Thanks and Warm Regards
Hemanth
Alex,
-
I am also attaching the input file that I have used for the test. I could not create a stack trace since the calculation has been running since yesterday, and has not moved forward from the SCF Iteration 1 step. The TOTENERGY file, which should get updated after each SCF cycle is empty. So this should mean that no SCF cycles have been completed in a span of 12 hours.

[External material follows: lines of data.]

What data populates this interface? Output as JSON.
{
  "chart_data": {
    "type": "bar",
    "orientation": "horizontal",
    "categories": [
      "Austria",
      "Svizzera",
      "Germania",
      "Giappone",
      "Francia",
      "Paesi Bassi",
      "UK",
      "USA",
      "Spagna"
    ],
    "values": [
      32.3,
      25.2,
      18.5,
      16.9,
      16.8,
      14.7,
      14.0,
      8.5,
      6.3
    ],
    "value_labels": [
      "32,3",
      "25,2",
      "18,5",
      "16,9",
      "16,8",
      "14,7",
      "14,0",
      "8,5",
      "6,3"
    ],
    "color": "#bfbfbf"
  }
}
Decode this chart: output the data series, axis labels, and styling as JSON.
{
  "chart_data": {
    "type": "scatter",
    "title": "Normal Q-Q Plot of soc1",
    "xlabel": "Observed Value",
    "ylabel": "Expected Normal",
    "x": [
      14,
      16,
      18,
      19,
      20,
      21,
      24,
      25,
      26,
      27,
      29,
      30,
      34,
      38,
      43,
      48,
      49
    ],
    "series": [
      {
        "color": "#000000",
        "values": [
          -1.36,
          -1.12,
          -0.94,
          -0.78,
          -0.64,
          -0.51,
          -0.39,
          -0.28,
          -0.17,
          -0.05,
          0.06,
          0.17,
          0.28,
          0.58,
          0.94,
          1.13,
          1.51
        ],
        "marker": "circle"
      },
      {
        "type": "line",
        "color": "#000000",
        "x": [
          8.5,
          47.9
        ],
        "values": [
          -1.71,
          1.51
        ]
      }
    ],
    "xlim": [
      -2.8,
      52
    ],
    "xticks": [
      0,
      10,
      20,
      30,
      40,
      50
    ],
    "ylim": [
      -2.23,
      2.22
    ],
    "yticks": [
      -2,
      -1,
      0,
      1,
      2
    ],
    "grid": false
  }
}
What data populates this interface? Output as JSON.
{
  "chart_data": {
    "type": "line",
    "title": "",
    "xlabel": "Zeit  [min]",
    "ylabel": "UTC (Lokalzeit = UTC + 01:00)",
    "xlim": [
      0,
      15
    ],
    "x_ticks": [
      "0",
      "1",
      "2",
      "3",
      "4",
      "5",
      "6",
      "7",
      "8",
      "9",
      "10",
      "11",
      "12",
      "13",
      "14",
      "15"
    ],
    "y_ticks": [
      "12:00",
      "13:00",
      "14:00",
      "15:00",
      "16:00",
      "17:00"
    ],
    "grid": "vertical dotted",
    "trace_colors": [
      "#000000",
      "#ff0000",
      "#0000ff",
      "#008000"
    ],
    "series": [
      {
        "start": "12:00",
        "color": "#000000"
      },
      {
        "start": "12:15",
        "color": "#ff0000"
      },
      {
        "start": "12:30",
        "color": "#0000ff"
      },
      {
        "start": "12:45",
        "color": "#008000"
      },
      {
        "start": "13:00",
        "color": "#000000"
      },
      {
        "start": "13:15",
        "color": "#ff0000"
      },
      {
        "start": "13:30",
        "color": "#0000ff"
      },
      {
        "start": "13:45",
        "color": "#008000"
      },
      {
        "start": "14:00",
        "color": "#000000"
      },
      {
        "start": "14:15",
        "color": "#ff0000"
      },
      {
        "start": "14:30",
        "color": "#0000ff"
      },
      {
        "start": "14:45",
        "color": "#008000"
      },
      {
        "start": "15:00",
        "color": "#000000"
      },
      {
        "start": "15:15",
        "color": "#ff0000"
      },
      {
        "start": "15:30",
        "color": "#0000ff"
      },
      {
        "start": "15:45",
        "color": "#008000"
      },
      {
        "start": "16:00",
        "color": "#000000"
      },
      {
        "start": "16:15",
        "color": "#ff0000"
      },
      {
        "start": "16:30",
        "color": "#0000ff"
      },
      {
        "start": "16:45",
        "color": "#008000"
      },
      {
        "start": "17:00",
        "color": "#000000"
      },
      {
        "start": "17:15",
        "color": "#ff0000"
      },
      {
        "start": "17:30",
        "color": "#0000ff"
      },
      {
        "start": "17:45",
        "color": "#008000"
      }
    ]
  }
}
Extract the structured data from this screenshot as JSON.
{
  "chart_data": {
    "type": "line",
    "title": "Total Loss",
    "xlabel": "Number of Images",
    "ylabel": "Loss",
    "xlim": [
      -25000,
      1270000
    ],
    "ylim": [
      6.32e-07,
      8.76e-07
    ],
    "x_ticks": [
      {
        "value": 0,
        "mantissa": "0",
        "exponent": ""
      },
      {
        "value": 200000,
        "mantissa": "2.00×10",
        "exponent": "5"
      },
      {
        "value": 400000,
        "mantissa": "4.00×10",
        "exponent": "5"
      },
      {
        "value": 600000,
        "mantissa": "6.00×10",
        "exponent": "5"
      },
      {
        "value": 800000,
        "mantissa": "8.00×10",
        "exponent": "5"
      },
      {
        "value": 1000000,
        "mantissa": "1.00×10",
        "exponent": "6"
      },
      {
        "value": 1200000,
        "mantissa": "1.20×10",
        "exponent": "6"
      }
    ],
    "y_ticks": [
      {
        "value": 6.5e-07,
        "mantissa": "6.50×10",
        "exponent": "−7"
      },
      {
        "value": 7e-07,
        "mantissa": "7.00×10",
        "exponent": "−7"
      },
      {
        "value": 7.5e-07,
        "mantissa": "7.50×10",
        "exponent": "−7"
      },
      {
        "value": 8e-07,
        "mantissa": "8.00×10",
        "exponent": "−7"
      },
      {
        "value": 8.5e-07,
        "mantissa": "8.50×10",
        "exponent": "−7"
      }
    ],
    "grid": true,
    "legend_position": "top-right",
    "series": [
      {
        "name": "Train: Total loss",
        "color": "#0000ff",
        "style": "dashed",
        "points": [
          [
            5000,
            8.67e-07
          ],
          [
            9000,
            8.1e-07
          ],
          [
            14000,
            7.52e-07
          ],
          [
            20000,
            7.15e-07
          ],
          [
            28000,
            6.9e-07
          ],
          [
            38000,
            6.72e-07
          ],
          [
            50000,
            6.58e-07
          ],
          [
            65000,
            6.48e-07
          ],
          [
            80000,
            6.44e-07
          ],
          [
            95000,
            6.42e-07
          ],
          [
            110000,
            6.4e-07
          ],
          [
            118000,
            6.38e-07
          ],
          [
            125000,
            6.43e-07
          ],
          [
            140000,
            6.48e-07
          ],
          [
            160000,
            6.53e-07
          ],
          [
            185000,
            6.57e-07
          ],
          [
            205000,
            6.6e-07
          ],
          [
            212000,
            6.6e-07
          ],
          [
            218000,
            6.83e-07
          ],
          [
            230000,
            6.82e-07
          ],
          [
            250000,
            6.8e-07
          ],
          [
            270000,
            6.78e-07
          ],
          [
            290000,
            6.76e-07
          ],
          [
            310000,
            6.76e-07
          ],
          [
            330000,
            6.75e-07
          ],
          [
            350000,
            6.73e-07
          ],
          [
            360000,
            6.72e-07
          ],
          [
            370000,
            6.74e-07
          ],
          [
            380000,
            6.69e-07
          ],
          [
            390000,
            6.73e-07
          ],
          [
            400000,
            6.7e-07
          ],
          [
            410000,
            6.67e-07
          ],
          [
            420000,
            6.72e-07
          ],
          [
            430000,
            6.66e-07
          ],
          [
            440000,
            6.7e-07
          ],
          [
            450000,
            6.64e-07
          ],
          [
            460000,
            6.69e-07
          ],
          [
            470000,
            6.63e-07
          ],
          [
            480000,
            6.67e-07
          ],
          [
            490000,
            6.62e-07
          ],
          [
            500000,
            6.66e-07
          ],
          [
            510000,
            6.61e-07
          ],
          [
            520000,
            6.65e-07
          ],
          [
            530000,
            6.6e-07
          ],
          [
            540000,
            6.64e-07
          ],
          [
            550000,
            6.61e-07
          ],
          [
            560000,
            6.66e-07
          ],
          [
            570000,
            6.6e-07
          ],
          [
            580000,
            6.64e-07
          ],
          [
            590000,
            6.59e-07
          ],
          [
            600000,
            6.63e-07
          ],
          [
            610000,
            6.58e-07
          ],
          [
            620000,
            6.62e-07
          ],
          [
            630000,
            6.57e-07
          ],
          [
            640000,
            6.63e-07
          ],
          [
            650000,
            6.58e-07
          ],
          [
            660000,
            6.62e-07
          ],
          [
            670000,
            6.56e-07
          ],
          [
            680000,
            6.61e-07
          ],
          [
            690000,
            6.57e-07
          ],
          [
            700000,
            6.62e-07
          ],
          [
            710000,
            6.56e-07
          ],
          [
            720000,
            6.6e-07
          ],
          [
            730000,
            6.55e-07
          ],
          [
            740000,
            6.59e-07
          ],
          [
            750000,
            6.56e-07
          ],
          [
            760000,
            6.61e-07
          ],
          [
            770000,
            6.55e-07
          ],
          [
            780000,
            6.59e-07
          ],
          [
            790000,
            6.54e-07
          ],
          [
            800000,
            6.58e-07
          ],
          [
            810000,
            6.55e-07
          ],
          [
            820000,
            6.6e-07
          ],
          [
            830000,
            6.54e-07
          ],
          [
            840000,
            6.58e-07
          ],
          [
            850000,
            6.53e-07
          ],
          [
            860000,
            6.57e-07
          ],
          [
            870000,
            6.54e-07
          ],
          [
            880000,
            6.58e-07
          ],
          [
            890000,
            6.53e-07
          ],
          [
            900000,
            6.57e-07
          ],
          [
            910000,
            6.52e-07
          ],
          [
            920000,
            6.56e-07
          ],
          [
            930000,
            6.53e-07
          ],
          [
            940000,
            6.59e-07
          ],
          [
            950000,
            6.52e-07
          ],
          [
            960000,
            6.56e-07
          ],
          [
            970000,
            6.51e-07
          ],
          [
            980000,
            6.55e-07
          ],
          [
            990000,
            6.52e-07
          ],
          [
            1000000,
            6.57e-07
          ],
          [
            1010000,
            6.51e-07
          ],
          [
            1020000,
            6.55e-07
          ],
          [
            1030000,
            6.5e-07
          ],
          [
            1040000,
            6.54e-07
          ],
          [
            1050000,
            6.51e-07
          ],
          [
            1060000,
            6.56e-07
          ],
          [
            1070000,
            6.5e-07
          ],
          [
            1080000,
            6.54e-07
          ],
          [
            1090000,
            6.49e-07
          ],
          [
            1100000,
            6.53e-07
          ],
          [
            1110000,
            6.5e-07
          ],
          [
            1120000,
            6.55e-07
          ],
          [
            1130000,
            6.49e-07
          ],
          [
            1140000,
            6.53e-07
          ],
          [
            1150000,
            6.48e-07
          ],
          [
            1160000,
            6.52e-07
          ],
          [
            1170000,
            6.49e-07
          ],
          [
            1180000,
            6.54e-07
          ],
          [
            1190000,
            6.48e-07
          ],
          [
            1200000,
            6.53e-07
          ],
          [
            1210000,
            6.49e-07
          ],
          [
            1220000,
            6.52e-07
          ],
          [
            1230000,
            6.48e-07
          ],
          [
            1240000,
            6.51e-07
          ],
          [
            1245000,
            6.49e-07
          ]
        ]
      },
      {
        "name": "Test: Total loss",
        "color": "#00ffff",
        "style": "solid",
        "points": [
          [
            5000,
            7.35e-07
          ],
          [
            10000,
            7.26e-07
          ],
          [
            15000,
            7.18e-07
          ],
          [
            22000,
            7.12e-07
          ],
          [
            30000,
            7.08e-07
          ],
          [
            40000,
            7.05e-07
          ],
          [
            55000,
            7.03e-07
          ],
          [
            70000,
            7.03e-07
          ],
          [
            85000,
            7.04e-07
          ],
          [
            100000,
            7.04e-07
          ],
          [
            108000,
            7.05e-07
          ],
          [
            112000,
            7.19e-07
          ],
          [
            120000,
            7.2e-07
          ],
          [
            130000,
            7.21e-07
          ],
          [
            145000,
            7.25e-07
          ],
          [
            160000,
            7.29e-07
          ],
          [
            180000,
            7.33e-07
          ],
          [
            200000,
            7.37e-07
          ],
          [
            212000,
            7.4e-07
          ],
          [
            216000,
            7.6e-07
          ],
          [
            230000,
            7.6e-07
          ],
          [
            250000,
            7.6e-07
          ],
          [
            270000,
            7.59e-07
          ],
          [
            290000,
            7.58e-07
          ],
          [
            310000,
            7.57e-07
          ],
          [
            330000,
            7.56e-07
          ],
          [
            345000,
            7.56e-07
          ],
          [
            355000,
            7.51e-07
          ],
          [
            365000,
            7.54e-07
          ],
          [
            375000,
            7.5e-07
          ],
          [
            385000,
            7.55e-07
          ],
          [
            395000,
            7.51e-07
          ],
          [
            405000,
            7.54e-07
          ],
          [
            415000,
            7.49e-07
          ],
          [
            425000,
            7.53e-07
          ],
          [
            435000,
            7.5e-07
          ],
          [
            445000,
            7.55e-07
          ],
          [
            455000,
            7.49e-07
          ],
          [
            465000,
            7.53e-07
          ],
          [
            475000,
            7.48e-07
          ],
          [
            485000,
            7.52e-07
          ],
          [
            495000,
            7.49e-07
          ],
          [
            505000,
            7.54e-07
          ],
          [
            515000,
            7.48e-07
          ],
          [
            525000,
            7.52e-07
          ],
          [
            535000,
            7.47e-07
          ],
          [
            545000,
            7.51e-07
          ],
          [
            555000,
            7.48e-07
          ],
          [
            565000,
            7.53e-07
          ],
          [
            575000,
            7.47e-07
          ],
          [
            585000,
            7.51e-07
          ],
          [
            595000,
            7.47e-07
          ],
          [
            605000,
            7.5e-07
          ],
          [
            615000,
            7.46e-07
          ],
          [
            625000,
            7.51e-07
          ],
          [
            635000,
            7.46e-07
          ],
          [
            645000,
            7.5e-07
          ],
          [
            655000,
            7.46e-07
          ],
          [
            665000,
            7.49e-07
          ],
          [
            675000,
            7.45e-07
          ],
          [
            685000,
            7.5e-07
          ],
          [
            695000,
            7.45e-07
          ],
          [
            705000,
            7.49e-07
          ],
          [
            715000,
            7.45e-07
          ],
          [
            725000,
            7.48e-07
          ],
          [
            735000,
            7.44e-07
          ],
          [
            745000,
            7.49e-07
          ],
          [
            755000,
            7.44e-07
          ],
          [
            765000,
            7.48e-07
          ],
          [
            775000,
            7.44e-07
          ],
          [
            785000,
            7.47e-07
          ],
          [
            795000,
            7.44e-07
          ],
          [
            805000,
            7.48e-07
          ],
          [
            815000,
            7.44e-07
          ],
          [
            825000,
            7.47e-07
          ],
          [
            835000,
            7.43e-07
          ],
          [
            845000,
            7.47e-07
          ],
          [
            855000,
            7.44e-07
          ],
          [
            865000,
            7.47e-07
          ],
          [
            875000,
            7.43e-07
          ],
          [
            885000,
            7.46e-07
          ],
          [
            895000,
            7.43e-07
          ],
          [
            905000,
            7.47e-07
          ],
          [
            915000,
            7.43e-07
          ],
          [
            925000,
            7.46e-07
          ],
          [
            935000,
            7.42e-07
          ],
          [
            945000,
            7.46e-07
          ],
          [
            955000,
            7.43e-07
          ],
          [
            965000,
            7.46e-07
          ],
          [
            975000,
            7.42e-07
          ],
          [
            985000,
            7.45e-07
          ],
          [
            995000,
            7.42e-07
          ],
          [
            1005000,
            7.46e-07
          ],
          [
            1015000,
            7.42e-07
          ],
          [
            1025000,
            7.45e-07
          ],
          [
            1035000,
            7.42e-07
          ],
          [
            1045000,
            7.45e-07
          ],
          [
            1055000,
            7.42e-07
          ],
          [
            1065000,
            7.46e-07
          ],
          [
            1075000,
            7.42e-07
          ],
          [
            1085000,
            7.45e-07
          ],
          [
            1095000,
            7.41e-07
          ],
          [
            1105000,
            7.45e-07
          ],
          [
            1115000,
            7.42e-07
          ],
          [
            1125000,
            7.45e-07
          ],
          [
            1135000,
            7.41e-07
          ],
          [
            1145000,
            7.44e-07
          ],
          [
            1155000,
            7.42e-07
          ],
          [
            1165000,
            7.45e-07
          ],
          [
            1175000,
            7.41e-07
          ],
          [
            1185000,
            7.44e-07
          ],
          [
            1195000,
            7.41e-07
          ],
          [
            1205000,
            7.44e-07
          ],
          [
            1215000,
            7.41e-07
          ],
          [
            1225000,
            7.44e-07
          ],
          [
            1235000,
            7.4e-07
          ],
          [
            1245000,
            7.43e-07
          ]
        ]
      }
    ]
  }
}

I have attached the input files as a github gist, since I cannot attach files here.
-
The MPI calculation failed with the error “mpiexec noticed that process rank 1 with PID 0 on node ssm exited on signal 9 (Killed).”
Thanks,
Hemanth
link to the input file
Hi Hemanth,
Uploading
Are you sure you can’t upload? I see an option to so do (the upward arrow). Else, put as text and convert to a snippet using </> button. Links die, so they’re no good for people in the future. If you can upload the corrected input file, I can check it out.
Debug builds
Indeed, you can’t make debugmpi
, there’s no option for it in the makefile. make debugmpiandsmp
will include MPI and openMP parallelism (MPIANDSMP should be the preferred build type).
INFO.OUT
Is SCF iteration from INFO.OUT? It does indeed sound like something’s hanging.
Second point, Pasquale noticed that your 3rd lattice vector is:
<basevect> -5.677366878677726E+001 -0.000000000000000E+000 -0.000000000000000E+000 </basevect>
but your k-grid is:
ngridk="30 30 1"
Looks like the direction perpendicular to the slab is x, not z, so should use ngridk="1 30 30"
Apologies for not linking the input file previously. I was not granted the privileges to upload files yesterday when I made the post. I have uploaded the input file with this post.
input.xml (2.3 KB)
Yes, and when I tried running the calculation for just Gamma point, It took nearly 4 hours (3 hours and 52 minutes) to complete one SCF iteration. This is what convinced me that I had messed up something while building the code.
Any pointers in this matter would be much appreciated.
Thanks and Warm Regards,
Hemanth